There are a great many things this book isn’t. It’s not a compelling narrative of the ebbs and flows of a great record label. It doesn’t sharply draw the outsized personalities behind the scenes of a commercial enterprise that had an immense cultural influence. It takes no pains to dig into the sometimes lucrative, sometimes tortured relationships between artists and the men -- always men -- who needed to turn a profit from popular art. It is more like a yearbook, with similar heft, good pictures and a narrative touching the high points but necessarily sketchy.
There are great pictures of all the cool kids, though the schlubby producers in the AV club also pop up from time to time. Like any yearbook there is no theme -- other than time itself -- and no coherent focus. But I will recommend it anyway, if only to flip through the photos and take a walk through the misty water-colored memories.

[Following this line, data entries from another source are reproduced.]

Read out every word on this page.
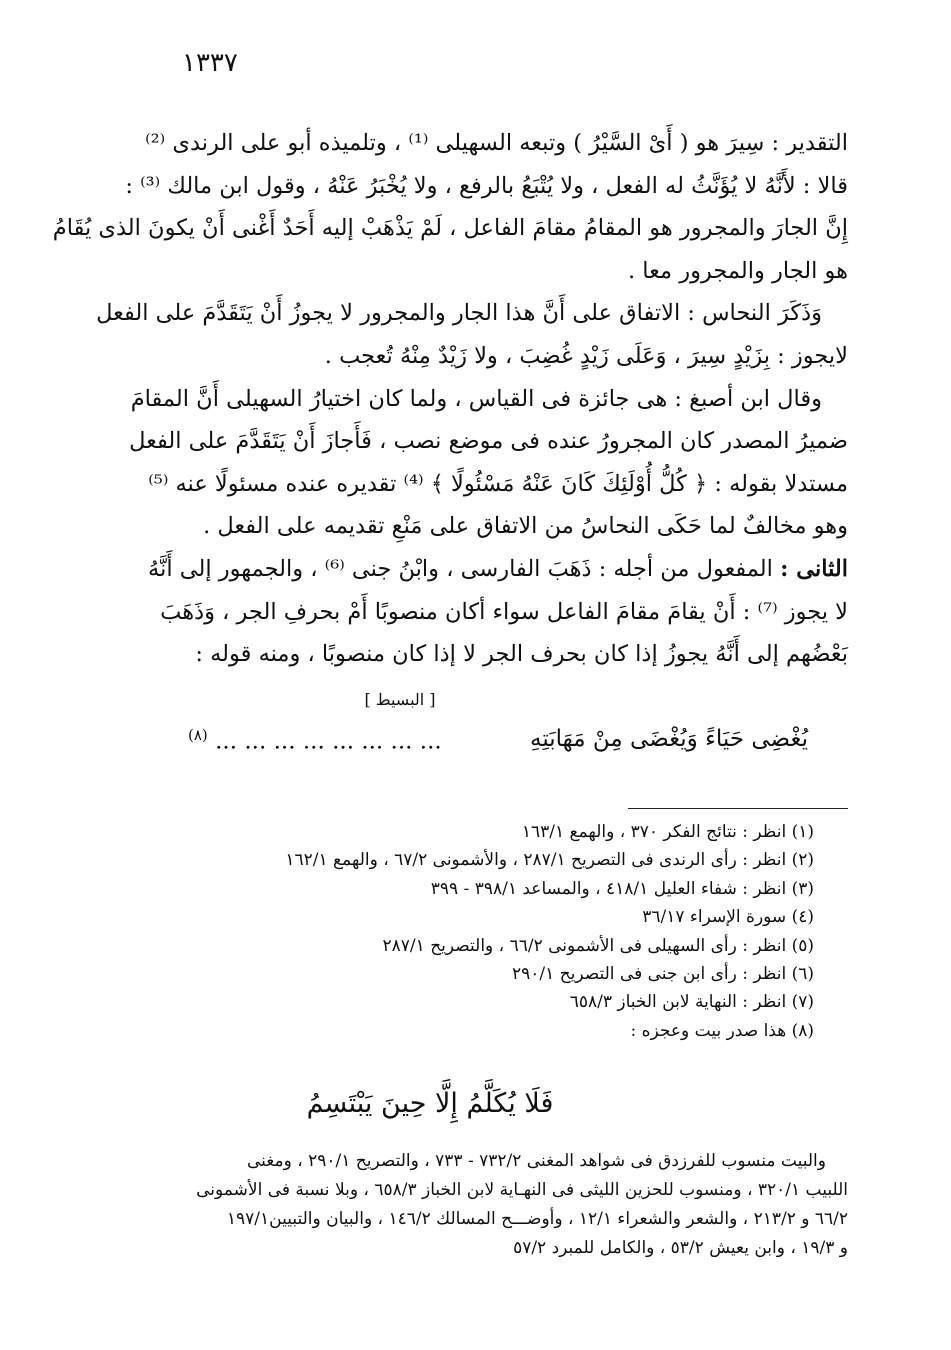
١٣٣٧
التقدير : سِيرَ هو ( أَىْ السَّيْرُ ) وتبعه السهيلى ⁽¹⁾ ، وتلميذه أبو على الرندى ⁽²⁾
قالا : لأَنَّهُ لا يُؤَنَّثُ له الفعل ، ولا يُتْبَعُ بالرفع ، ولا يُخْبَرُ عَنْهُ ، وقول ابن مالك ⁽³⁾ :
إِنَّ الجارَ والمجرور هو المقامُ مقامَ الفاعل ، لَمْ يَذْهَبْ إليه أَحَدٌ أَغْنى أَنْ يكونَ الذى يُقَامُ
هو الجار والمجرور معا .
وَذَكَرَ النحاس : الاتفاق على أَنَّ هذا الجار والمجرور لا يجوزُ أَنْ يَتَقَدَّمَ على الفعل
لايجوز : بِزَيْدٍ سِيرَ ، وَعَلَى زَيْدٍ غُضِبَ ، ولا زَيْدٌ مِنْهُ تُعجب .
وقال ابن أصبغ : هى جائزة فى القياس ، ولما كان اختيارُ السهيلى أَنَّ المقامَ
ضميرُ المصدر كان المجرورُ عنده فى موضع نصب ، فَأَجازَ أَنْ يَتَقَدَّمَ على الفعل
مستدلا بقوله : ﴿ كُلُّ أُوْلَئِكَ كَانَ عَنْهُ مَسْئُولًا ﴾ ⁽⁴⁾ تقديره عنده مسئولًا عنه ⁽⁵⁾
وهو مخالفٌ لما حَكَى النحاسُ من الاتفاق على مَنْعِ تقديمه على الفعل .
الثانى : المفعول من أجله : ذَهَبَ الفارسى ، وابْنُ جنى ⁽⁶⁾ ، والجمهور إلى أَنَّهُ
لا يجوز ⁽⁷⁾ : أَنْ يقامَ مقامَ الفاعل سواء أكان منصوبًا أَمْ بحرفِ الجر ، وَذَهَبَ
بَعْضُهم إلى أَنَّهُ يجوزُ إذا كان بحرف الجر لا إذا كان منصوبًا ، ومنه قوله :
[ البسيط ]
يُغْضِى حَيَاءً وَيُغْضَى مِنْ مَهَابَتِهِ
$^{(٨)}$ ... ... ... ... ... ... ... ...
(١) انظر : نتائج الفكر ٣٧٠ ، والهمع ١٦٣/١
(٢) انظر : رأى الرندى فى التصريح ٢٨٧/١ ، والأشمونى ٦٧/٢ ، والهمع ١٦٢/١
(٣) انظر : شفاء العليل ٤١٨/١ ، والمساعد ٣٩٨/١ - ٣٩٩
(٤) سورة الإسراء ٣٦/١٧
(٥) انظر : رأى السهيلى فى الأشمونى ٦٦/٢ ، والتصريح ٢٨٧/١
(٦) انظر : رأى ابن جنى فى التصريح ٢٩٠/١
(٧) انظر : النهاية لابن الخباز ٦٥٨/٣
(٨) هذا صدر بيت وعجزه :
فَلَا يُكَلَّمُ إِلَّا حِينَ يَبْتَسِمُ
والبيت منسوب للفرزدق فى شواهد المغنى ٧٣٢/٢ - ٧٣٣ ، والتصريح ٢٩٠/١ ، ومغنى
اللبيب ٣٢٠/١ ، ومنسوب للحزين الليثى فى النهـاية لابن الخباز ٦٥٨/٣ ، وبلا نسبة فى الأشمونى
٦٦/٢ و ٢١٣/٢ ، والشعر والشعراء ١٢/١ ، وأوضـــح المسالك ١٤٦/٢ ، والبيان والتبيين١٩٧/١
و ١٩/٣ ، وابن يعيش ٥٣/٢ ، والكامل للمبرد ٥٧/٢
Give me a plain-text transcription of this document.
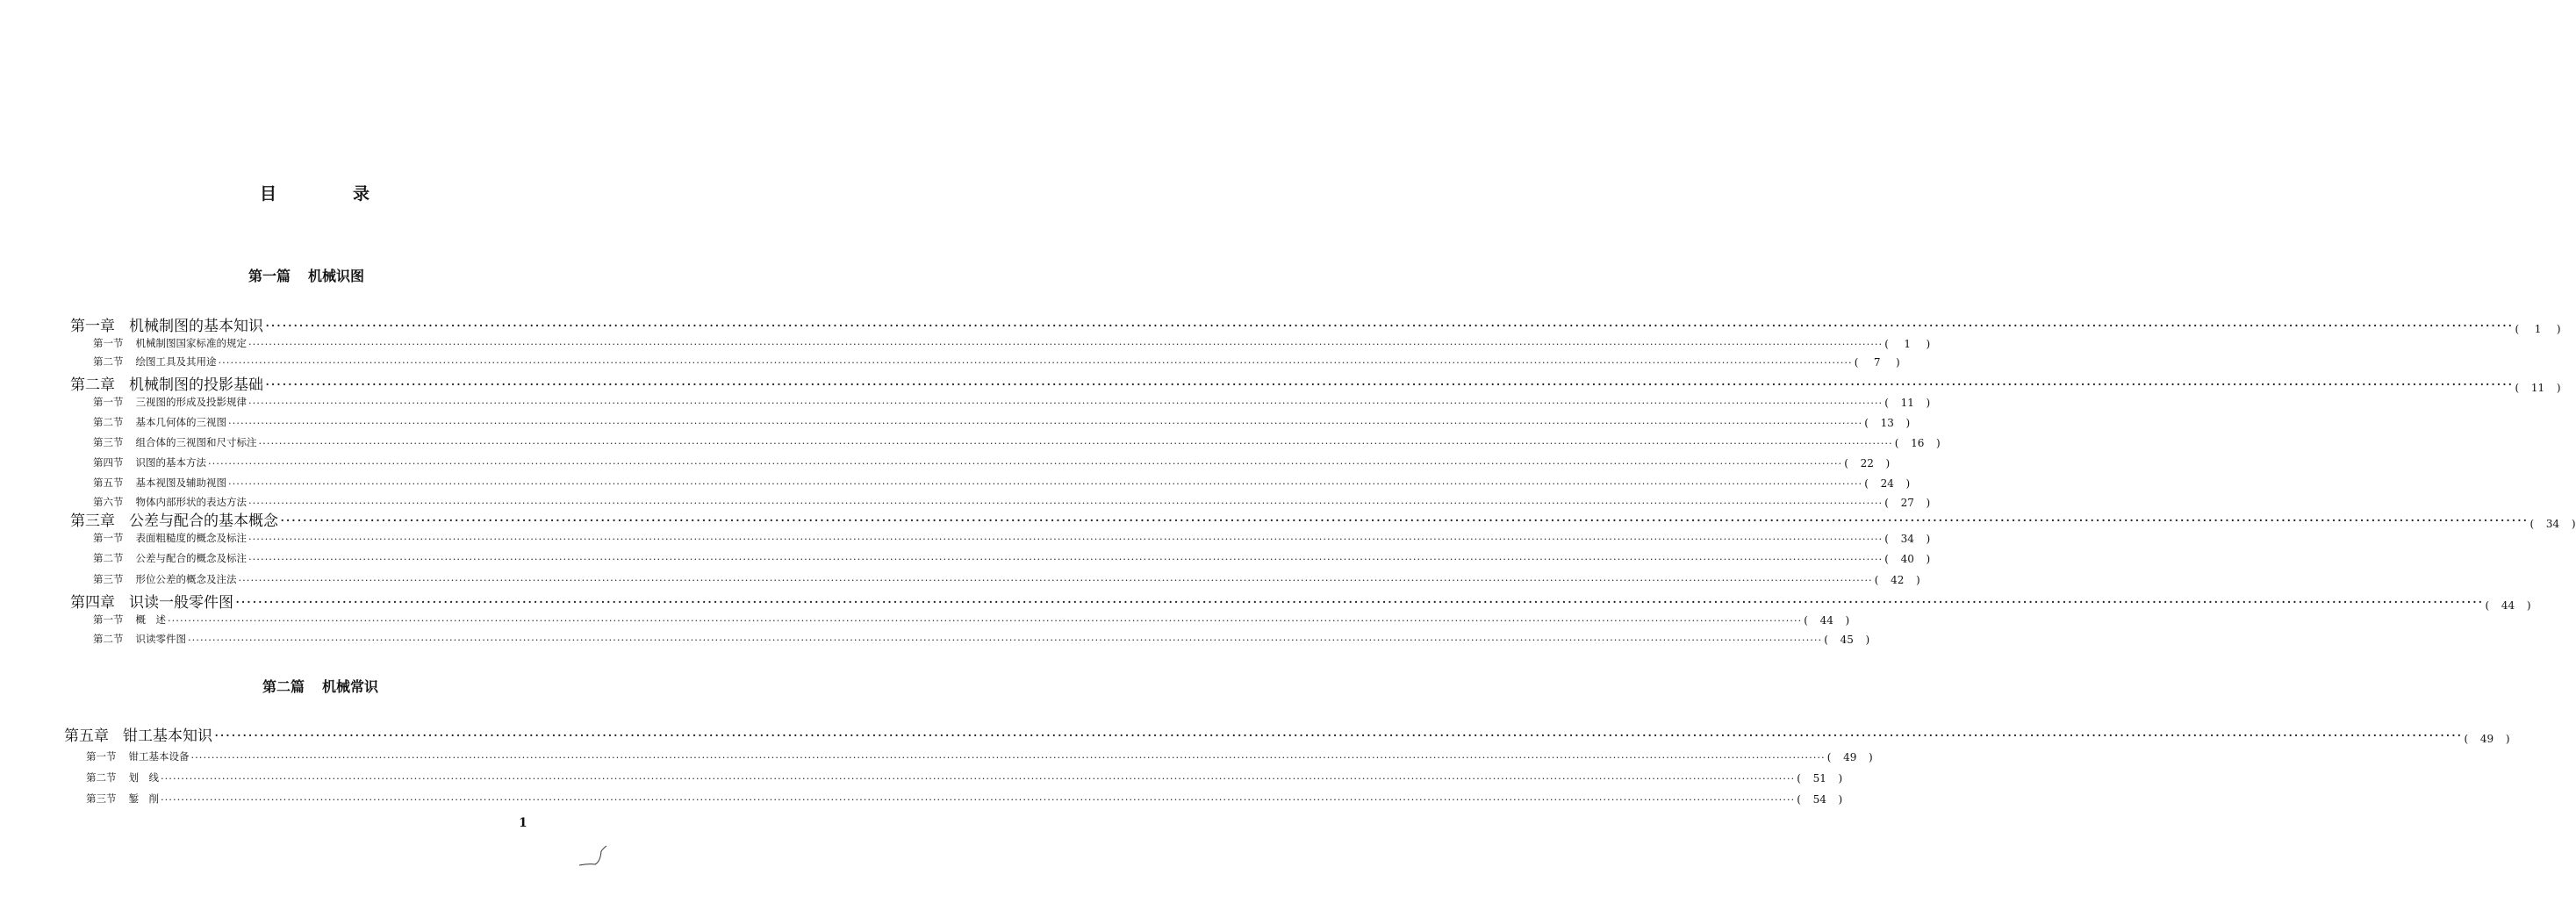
目	录
第一篇 机械识图
第一章 机械制图的基本知识 ················································································································································································································································································································································································································ ( 1 )
第一节 机械制图国家标准的规定 ················································································································································································································································································································································································································ ( 1 )
第二节 绘图工具及其用途 ················································································································································································································································································································································································································ ( 7 )
第二章 机械制图的投影基础 ················································································································································································································································································································································································································ ( 11 )
第一节 三视图的形成及投影规律 ················································································································································································································································································································································································································ ( 11 )
第二节 基本几何体的三视图 ················································································································································································································································································································································································································ ( 13 )
第三节 组合体的三视图和尺寸标注 ················································································································································································································································································································································································································ ( 16 )
第四节 识图的基本方法 ················································································································································································································································································································································································································ ( 22 )
第五节 基本视图及辅助视图 ················································································································································································································································································································································································································ ( 24 )
第六节 物体内部形状的表达方法 ················································································································································································································································································································································································································ ( 27 )
第三章 公差与配合的基本概念 ················································································································································································································································································································································································································ ( 34 )
第一节 表面粗糙度的概念及标注 ················································································································································································································································································································································································································ ( 34 )
第二节 公差与配合的概念及标注 ················································································································································································································································································································································································································ ( 40 )
第三节 形位公差的概念及注法 ················································································································································································································································································································································································································ ( 42 )
第四章 识读一般零件图 ················································································································································································································································································································································································································ ( 44 )
第一节 概　述 ················································································································································································································································································································································································································ ( 44 )
第二节 识读零件图 ················································································································································································································································································································································································································ ( 45 )
第二篇 机械常识
第五章 钳工基本知识 ················································································································································································································································································································································································································ ( 49 )
第一节 钳工基本设备 ················································································································································································································································································································································································································ ( 49 )
第二节 划　线 ················································································································································································································································································································································································································ ( 51 )
第三节 錾　削 ················································································································································································································································································································································································································ ( 54 )
1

“360 Sound, The Columbia Records Story” has the feel of something put together by producers; a greatest hits reissue to package the product and get it out on the stands for us kids who must have everything. The completists. Or in this case, the coffee-table completists. The book dutifully grinds through the years with “and then this.... and then that” that makes the reading spotty and some parts easily skippable. Somehow the vicissitudes of Walter Yetnikoff are not quite as interesting as John Hammond. Nothing against Walter.
Considerable pages and much explicatory jiu-jitsu are devoted to black artists. Columbia Records is busily patting itself on the back for its promotion of “race records” back when it wasn’t fashionable to do so. I doubt Columbia was any better than the rest of them about rewarding the artists whom they were exploiting, so their virtuous self-regard is disingenuous. Especially when they somehow fit Al Jolson in blackface in with their African-American roster of talent.
But the pictures and the graphics more than make up for the inevitable narrative shortcomings. They raided the Columbia archives -- and what archives they are. There are concert photos, studio candids and promotional portraits given large format, high quality reproduction. It reminds us that Columbia was the best -- the Rolls Royce -- of labels. The best photographers, the best production values, top promotion -- everything A-plus. They reproduce sets of album covers, disc labels, posters and print ads.
The true completist may mourn what was left out -- but those well chosen images are what’s essential about this book. A favorite image is a wide angle concert photo of a skinny young Frank Sinatra on stage at the Paramount with a huge grin saying “did I do this?” It shows the crowd going simply bananas. That picture sums up why people care so deeply about this music. Those people in that audience are having the best time of their life and they know it. It was important artistically, culturally, socially and commercially. And it is true; for decades Columbia records lived at that intersection, for better or worse.
The book pays attention to the technical aspects of the industry as well. Columbia was involved in a great many recorded music innovations and the technology arms race between Columbia and RCA drove the evolution of the music and the business itself. The 45 rpm record anchored the heyday of the hit single which was the great promotion mechanism, while the LP -- invented by Columbia engineers -- not only created the “album” as the artistic statement of the performer but helped usher in the reissue, leveraging the back catalog and making a fortune for the labels.
That came full circle when Sony pioneered the CD and eventually came to own Columbia records and their gargantuan back catalog. So a Japanese company ends up owning the cultural legacy that defined, shaped and helped into existence the art form that is synonymous with American art: popular music. The book is at its best in the middle -- the great flourishing of mid-twentieth century classical, jazz, pop, musical theater and rock and roll -- the American Songbook. It has a whole lot to do with Columbia Records.
Sinatra in the 40s, Miles in the 50s, Dylan in the 60s and the whole cavalcade of others, Ellington, Streisand, Glenn Gould, Dave Brubeck, Aretha, Johnny Cash -- all the cool kids most likely to succeed are given their due. Into the 60s and 70s Columbia still hung tough, but the popularity of jazz and classical music levelled off and went down. Artists increasingly formed their own labels and management. The vertically integrated music factory was on the way out. The fat lady was warming up. Columbia still had Dylan and Bruce Springsteen but in the book, their increasingly aged mugs begin appearing far too often.
Ultimately the whys and wherefores of how it all happened is less interesting that the fact it happened at all. A large picture at the front of the book sums up what is important: the records. There is a full-size picture -- end on -- of the spines of a shelf-full of Columbia LPs. The obsessive will go through all of them -- Hey Johnny Winter! Billie Holiday. Blue Oyster Cult. Doris Day. Janis Joplin. And there is one in there with no name on the spine. Only what looks like some blue sky. It’s wedged in between “Rose Garden” by Lynn Anderson and the Original Cast Recording of “A Chorus Line.” What the heck could it be? The completist must know!
The book is a valedictory. We will not see the like of Columbia records again. It exists, the catalog will always be there, but the music studio, as it existed, is, and can be, no more. There are very few corporations for whom anyone feels nostalgia but Columbia and its brethren certainly qualify. This is not a book I pull down off the shelf too often but I am happy it is there to remind us once again of the way we were.